Recipe Scaling Calculator

Scale your recipe ingredients up or down for any number of servings. Automatically converts measurements to the most practical units (cups, tablespoons, teaspoons, ounces, etc.).

Scaling Factor = Desired Servings ÷ Original Servings Scaled Amount = Original Amount × Scaling Factor Common Conversions: • 1 cup = 16 tablespoons = 48 teaspoons = 8 fl oz • 1 tablespoon = 3 teaspoons • 1 pound = 16 ounces • 1 kilogram = 1000 grams • 1 liter = 1000 milliliters The calculator automatically converts to the most readable format.
Example: Recipe for 4 servings, need 8 servings Scaling Factor = 8 ÷ 4 = 2.0 Original Ingredients: • 2 cups flour • 1.5 tbsp baking powder • 3 oz butter Scaled Ingredients (×2): • 4 cups flour • 3 tbsp baking powder • 6 oz butter For 6 servings: Factor = 6 ÷ 4 = 1.5 • 3 cups flour • 2.25 tbsp baking powder • 4.5 oz butter

How do I scale a recipe up or down?

To scale a recipe, divide your desired number of servings by the original servings to get the scaling factor. Then multiply each ingredient amount by this factor. For example, to double a recipe (4 to 8 servings), multiply all ingredients by 2. To halve it (4 to 2 servings), multiply by 0.5. The calculator handles this automatically and converts measurements to readable formats.

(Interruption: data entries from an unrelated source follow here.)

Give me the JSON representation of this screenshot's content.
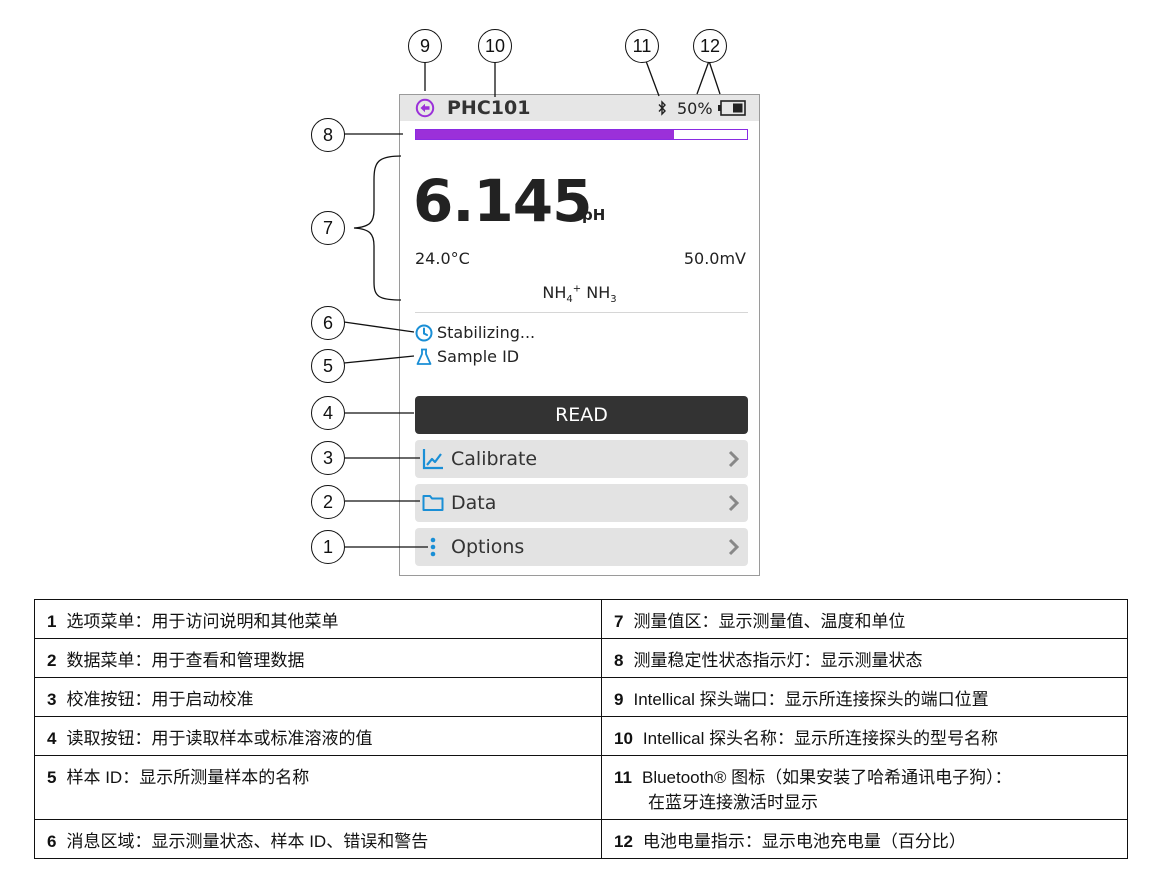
{
  "screen": {
    "probe_name": "PHC101",
    "battery_percent": "50%",
    "stability_progress": 0.78,
    "reading": {
      "value": "6.145",
      "unit": "pH",
      "temperature": "24.0°C",
      "millivolts": "50.0mV",
      "species": {
        "a": "NH",
        "a_sub": "4",
        "a_sup": "+",
        "b": "NH",
        "b_sub": "3"
      }
    },
    "messages": {
      "status": "Stabilizing...",
      "sample_id": "Sample ID"
    },
    "buttons": {
      "read": "READ",
      "calibrate": "Calibrate",
      "data": "Data",
      "options": "Options"
    },
    "colors": {
      "accent_purple": "#9b30d9",
      "icon_blue": "#1a8fd6",
      "read_button": "#333333",
      "menu_button": "#e3e3e3"
    }
  },
  "callouts": [
    "1",
    "2",
    "3",
    "4",
    "5",
    "6",
    "7",
    "8",
    "9",
    "10",
    "11",
    "12"
  ],
  "legend": {
    "rows": [
      {
        "left": {
          "num": "1",
          "text": "选项菜单：用于访问说明和其他菜单"
        },
        "right": {
          "num": "7",
          "text": "测量值区：显示测量值、温度和单位"
        }
      },
      {
        "left": {
          "num": "2",
          "text": "数据菜单：用于查看和管理数据"
        },
        "right": {
          "num": "8",
          "text": "测量稳定性状态指示灯：显示测量状态"
        }
      },
      {
        "left": {
          "num": "3",
          "text": "校准按钮：用于启动校准"
        },
        "right": {
          "num": "9",
          "text": "Intellical 探头端口：显示所连接探头的端口位置"
        }
      },
      {
        "left": {
          "num": "4",
          "text": "读取按钮：用于读取样本或标准溶液的值"
        },
        "right": {
          "num": "10",
          "text": "Intellical 探头名称：显示所连接探头的型号名称"
        }
      },
      {
        "left": {
          "num": "5",
          "text": "样本 ID：显示所测量样本的名称"
        },
        "right": {
          "num": "11",
          "text": "Bluetooth® 图标（如果安装了哈希通讯电子狗）：",
          "text2": "在蓝牙连接激活时显示"
        }
      },
      {
        "left": {
          "num": "6",
          "text": "消息区域：显示测量状态、样本 ID、错误和警告"
        },
        "right": {
          "num": "12",
          "text": "电池电量指示：显示电池充电量（百分比）"
        }
      }
    ]
  }
}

Do all ingredients scale equally?

Most ingredients scale linearly (proportionally), but some require adjustments. Salt, spices, and leavening agents (baking powder/soda) may need less than a proportional increase when scaling up significantly. Cooking times also don't scale linearly - a doubled recipe may only need 1.5× the cooking time. For baking, pan sizes matter: if doubling, use two pans rather than one large pan for best results.

How do I convert between cups, tablespoons, and teaspoons?

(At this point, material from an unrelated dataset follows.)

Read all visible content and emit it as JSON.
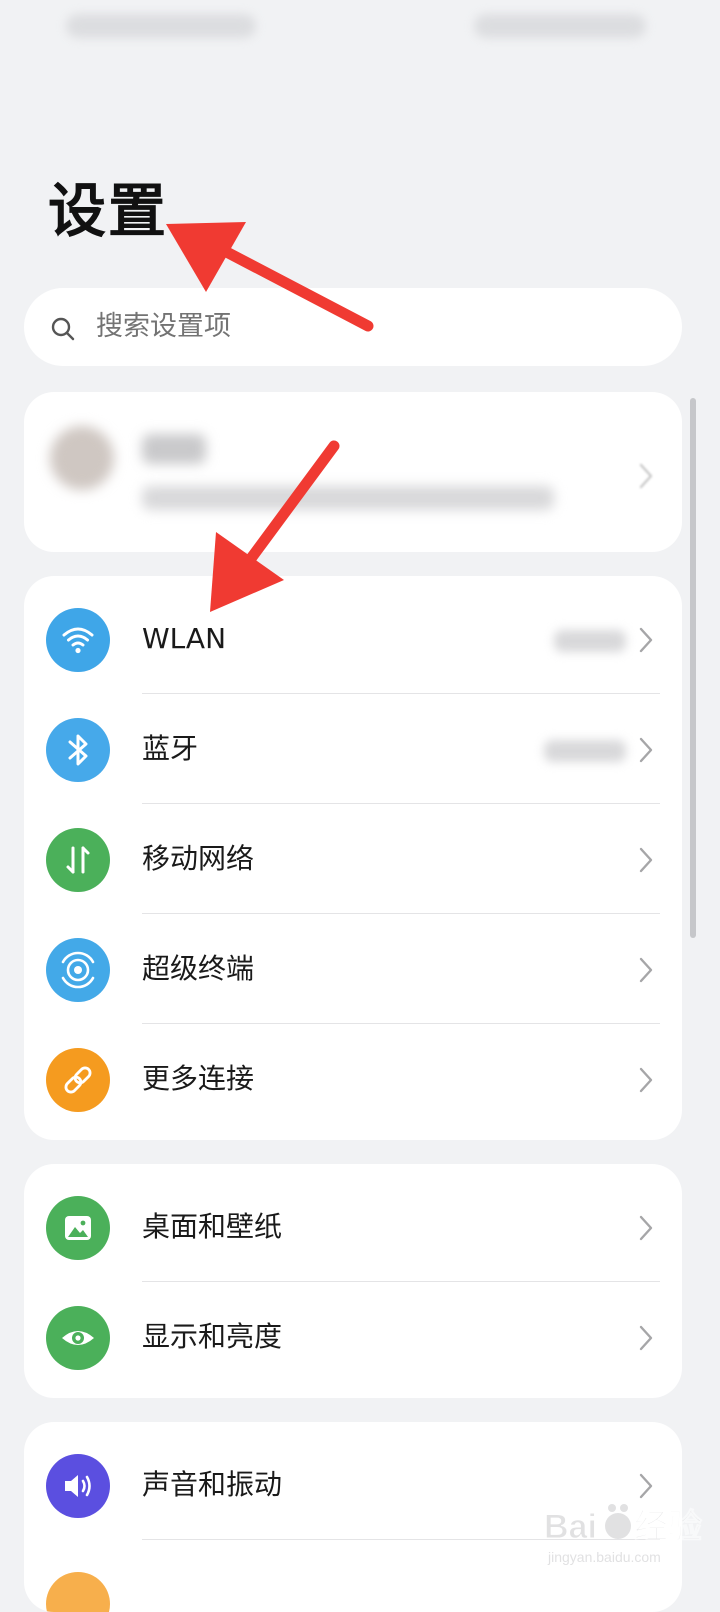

1 cup = 16 tablespoons = 48 teaspoons. So 1 tablespoon = 3 teaspoons, and 1/4 cup = 4 tablespoons. When scaling recipes, sometimes it's easier to use smaller units: 1.5 cups can be expressed as 24 tablespoons if that's easier to measure. The calculator automatically suggests the most practical measurement format for your scaled amounts.